On the site once occupied by Plaza Vieja de Bilbao, the quintessential gateway from the river to the mythical Casco Viejo quarter, is the Church of San Antón—officially San Antonio Abad. This symbol of the Basque capital, as its depiction on the city’s emblem attests to, was built in 1468 to meet the spiritual needs of a community undergoing constant progress. Since then, the economic and social life of the city has revolved around this silent witness, whose nooks and corners today offer the astute visitor a rich collection of stories from seven centuries of history. Employing its interior as a cemetery and its balcony as an executive box seat for watching bullfighting, the church has played host on numerous occasions to festivities and public events, without ever forgetting its fundamental religious vocation. Perhaps to compensate for the destruction of its furnishings during the catastrophic floods of 1983, the Church of San Antón was recognised, in 1983, as a Cultural Heritage Site with National Historic-Artistic Monument status.
- Before the church was built
- When the church was a cemetery and other oddities
- Underground passageways in the Church of San Antón
Before the church was built
Level with the river, where the Church of San Antón stands was, even before the town was founded in 1300, a ford that served as an anchorage for boats and an entry point for incoming freight from Castile. This modest commercial settlement, which was to soon benefit from the construction of the first bridge in Bilbao, San Antón bridge, was where it all began.
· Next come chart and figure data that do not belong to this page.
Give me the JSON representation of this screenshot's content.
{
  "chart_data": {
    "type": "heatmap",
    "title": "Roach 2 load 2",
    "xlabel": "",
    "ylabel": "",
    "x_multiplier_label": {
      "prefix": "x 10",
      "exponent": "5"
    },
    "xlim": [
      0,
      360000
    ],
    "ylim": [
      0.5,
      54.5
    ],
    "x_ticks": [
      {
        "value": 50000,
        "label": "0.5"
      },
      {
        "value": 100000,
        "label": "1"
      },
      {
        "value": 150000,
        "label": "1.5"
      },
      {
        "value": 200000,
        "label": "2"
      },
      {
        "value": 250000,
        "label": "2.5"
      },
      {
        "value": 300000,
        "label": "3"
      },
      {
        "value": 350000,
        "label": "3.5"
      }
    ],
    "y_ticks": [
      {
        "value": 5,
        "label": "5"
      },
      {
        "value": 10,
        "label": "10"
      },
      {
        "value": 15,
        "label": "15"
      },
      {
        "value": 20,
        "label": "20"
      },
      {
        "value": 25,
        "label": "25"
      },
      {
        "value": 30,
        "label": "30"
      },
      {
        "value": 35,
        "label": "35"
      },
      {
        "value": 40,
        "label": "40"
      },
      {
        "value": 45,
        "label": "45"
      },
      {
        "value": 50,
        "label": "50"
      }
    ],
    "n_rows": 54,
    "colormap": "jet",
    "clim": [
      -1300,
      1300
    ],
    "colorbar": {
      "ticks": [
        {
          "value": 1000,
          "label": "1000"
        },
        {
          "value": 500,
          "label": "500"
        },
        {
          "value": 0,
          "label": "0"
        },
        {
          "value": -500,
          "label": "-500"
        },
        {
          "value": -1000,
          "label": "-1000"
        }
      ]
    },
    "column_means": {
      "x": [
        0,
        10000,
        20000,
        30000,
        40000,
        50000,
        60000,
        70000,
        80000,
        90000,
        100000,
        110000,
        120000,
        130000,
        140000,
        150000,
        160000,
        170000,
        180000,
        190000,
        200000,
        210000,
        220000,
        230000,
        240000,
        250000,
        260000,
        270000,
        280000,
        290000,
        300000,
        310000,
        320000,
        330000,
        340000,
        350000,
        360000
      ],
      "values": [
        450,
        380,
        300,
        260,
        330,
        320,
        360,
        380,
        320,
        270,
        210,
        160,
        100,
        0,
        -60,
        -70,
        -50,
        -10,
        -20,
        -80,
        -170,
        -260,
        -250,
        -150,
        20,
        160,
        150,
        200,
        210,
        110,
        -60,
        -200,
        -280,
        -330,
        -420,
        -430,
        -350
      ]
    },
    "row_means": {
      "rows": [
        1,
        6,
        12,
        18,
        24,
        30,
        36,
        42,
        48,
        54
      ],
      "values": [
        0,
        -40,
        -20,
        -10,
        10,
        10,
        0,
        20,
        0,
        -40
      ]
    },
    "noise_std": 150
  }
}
Recent archaeological excavations have proved that before the church in question was built it was the site of various constructions, reaffirming yet more its status as the heart of Bilbao. Remains of slate-roofed stone buildings from the twelfth century of unknown function preceded a market or warehouse for river freight that was active until the early fourteenth century. Then it was the turn of the Alcázar and the wall that King Alfonso XI of Castile ordered to be built after Bilbao was granted a municipal charter, which recognised it as a town. The Siete Calles began to form and Bilbao became the economic powerhouse of Biscay.
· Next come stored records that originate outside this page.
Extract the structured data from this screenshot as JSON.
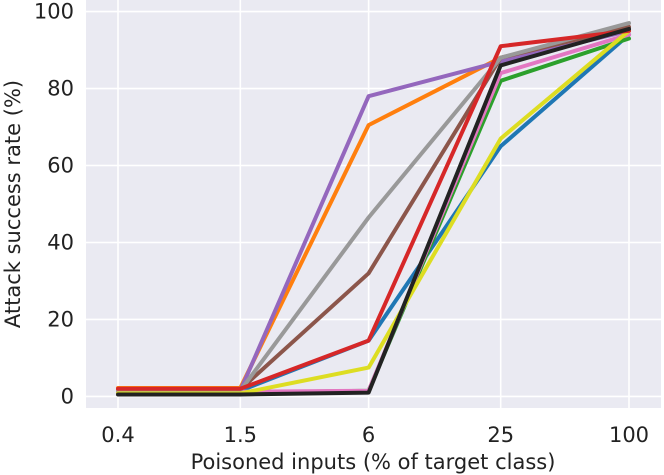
{
  "chart_data": {
    "type": "line",
    "title": "",
    "xlabel": "Poisoned inputs (% of target class)",
    "ylabel": "Attack success rate (%)",
    "x_tick_labels": [
      "0.4",
      "1.5",
      "6",
      "25",
      "100"
    ],
    "y_tick_labels": [
      "0",
      "20",
      "40",
      "60",
      "80",
      "100"
    ],
    "x": [
      0.4,
      1.5,
      6,
      25,
      100
    ],
    "x_scale": "log",
    "ylim": [
      -3,
      103
    ],
    "grid": true,
    "background": "#eaeaf2",
    "series": [
      {
        "color": "#1f77b4",
        "values": [
          1.5,
          1.5,
          14.5,
          65,
          94
        ]
      },
      {
        "color": "#ff7f0e",
        "values": [
          2.2,
          2.2,
          70.5,
          88,
          95
        ]
      },
      {
        "color": "#2ca02c",
        "values": [
          1.0,
          1.0,
          1.5,
          82,
          93
        ]
      },
      {
        "color": "#9467bd",
        "values": [
          1.5,
          1.5,
          78,
          87,
          95
        ]
      },
      {
        "color": "#8c564b",
        "values": [
          1.8,
          1.8,
          32,
          88,
          96
        ]
      },
      {
        "color": "#e377c2",
        "values": [
          1.2,
          1.2,
          1.5,
          84,
          94
        ]
      },
      {
        "color": "#999999",
        "values": [
          1.5,
          1.5,
          46.5,
          88,
          97
        ]
      },
      {
        "color": "#dddd22",
        "values": [
          0.8,
          0.8,
          7.5,
          67,
          95
        ]
      },
      {
        "color": "#d62728",
        "values": [
          2.0,
          2.0,
          14.5,
          91,
          95
        ]
      },
      {
        "color": "#222222",
        "values": [
          0.5,
          0.5,
          1.0,
          86,
          95.5
        ]
      }
    ]
  }
}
Although the Alcázar was replaced with a primitive church after the first half of the fourteenth century, it wasn’t until 1468 when it was expanded into what we know today as the Church of San Antón.
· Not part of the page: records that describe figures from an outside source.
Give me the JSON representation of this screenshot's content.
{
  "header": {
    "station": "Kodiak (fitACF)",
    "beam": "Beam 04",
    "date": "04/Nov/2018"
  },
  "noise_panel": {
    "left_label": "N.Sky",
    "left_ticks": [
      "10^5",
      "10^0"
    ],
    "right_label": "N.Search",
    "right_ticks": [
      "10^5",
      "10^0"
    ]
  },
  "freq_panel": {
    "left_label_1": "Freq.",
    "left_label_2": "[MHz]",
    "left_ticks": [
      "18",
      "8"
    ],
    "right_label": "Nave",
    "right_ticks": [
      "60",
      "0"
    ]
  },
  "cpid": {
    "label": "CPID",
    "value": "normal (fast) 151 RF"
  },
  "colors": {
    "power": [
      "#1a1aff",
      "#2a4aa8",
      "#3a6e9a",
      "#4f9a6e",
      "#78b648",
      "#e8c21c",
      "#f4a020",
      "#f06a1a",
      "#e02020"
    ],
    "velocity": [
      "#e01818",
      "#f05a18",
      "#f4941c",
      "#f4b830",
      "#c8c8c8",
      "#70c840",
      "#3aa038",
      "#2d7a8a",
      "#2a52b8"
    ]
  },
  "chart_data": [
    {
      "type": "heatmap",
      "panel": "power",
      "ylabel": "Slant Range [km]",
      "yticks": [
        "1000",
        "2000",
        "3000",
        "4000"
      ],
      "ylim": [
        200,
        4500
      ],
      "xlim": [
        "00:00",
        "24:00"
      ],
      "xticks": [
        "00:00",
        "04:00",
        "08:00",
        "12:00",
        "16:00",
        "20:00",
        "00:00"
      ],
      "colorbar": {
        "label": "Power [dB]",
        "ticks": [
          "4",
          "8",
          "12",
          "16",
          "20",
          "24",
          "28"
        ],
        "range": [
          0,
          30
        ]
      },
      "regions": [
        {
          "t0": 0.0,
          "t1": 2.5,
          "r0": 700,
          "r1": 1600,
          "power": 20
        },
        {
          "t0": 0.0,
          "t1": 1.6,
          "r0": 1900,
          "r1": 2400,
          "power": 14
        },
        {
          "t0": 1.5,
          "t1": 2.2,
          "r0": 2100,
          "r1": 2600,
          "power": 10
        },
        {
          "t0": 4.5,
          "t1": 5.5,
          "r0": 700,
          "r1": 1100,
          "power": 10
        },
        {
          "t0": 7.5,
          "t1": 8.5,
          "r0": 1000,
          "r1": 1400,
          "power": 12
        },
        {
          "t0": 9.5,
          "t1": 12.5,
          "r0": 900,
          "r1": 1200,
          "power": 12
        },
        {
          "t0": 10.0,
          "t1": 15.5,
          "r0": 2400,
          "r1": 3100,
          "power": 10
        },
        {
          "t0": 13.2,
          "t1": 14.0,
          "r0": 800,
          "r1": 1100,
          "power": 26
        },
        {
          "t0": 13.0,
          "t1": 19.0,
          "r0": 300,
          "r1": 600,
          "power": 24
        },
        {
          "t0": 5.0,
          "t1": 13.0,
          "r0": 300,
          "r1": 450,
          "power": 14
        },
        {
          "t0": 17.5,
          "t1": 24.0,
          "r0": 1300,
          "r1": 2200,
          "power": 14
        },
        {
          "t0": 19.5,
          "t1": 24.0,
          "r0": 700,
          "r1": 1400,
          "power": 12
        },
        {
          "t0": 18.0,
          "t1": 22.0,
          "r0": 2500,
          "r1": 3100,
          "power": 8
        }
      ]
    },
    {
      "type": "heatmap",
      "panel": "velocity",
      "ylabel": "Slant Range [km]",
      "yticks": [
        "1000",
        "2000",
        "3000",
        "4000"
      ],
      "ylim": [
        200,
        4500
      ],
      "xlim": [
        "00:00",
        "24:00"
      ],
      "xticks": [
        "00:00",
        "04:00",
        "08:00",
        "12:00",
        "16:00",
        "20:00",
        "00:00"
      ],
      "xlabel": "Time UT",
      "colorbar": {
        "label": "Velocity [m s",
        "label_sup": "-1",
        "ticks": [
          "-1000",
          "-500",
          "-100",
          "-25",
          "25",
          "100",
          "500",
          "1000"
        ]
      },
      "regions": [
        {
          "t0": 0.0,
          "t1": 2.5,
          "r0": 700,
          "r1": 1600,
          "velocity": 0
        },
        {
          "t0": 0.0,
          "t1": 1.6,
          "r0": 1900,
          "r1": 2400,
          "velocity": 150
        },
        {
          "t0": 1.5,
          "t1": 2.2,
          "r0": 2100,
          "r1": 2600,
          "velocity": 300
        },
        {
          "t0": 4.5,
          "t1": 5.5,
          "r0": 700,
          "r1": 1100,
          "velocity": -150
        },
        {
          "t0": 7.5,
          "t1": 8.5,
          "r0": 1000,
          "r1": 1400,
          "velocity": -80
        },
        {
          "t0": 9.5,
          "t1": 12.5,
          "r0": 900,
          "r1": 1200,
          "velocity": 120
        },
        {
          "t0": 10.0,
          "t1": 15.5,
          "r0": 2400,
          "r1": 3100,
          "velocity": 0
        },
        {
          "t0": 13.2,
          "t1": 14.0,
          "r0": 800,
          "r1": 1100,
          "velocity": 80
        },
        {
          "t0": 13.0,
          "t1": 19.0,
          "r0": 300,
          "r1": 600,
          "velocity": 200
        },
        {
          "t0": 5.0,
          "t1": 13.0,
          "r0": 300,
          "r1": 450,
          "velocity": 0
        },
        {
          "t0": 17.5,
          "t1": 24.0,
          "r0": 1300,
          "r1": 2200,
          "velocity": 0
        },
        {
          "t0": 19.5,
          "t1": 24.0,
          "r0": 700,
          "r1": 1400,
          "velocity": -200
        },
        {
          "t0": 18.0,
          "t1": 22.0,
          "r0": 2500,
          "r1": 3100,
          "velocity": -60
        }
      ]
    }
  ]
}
When the church was a cemetery and other oddities
Ever since it was built, the church has been the subject of numerous repairs, extensions, reconstructions and changes in functionality. Built in a distinct Gothic style, work was completed in 1544 on its fantastical Renaissance façade—located on the northern side—which emphasises the mysterious air surrounding the church. The bell tower is another feature that clashes with the building’s general Gothic feel. Built in 1775 in Baroque style by Juan de Iturburu, the original weather vane can still be seen today on the top of its tower, carved as an allegory of the unshakeable Christian faith. The most recent additions date back to 1902 and include the portico, the offices and the sacristy, built in a distinct neo-Gothic style.
Once inside, visitors are spellbound by the floor’s intriguing design, decorated with numerous black geometric shapes. Originally from the cemetery that the church housed from when it was built to the nineteenth century, the flat slabs were reused as flagstone flooring in 1726 during significant restructuring work. However, that’s not all. Another vestige of the cemetery is found in the ossuary, situated underneath the short staircase that leads to the choir, which amasses the bones extracted from the tombs, under the sculpted gaze of Saints Cosmas and Damian.
Finally, it is worth highlighting the striking triforium that, much like in other Basque Gothic churches such as the Cathedral of Santiago or the Basilica of Portugalete, encircles the whole of the building’s perimeter in the form of an open gallery. You would be led to think that it is through this corridor, situated on the second floor, from which you can access the San Antón balcony, which rests upon the church’s main portico. However, that is far from the case. The balcony has a door, but it is only accessibly by lumbering across the roofs. Having once belonged to the old City Council of Bilbao, annex to the church when it was still in existence, high-ranking individuals of the period would watch events taking place on the now disappeared Plaza Vieja de Bilbao from the balcony. These would include bull fights and processions, as well as public executions carried out on the nearby San Antón bridge whereby a stone would be tied to the neck of the convicted person before they were thrown into the water.
Underground passageways in the Church of San Antón
Mentioning the certain air of mystery surrounding the church was not without good reason. Few are aware that one of the doors situated on one side of the Santa Lucía chapel—one of three that the church has—leads down a set of stairs that we soon discover have been bricked up. At one time the chapel belonged to the Leguizamón family and many suspect that the door connected directly to their home, Casa-Torre de Somera, via several passageways. Others, conversely, believe it communicated with the nearby City Council, as a means for the nobles to avoid contact with the plebs when coming and going to private masses and other political events.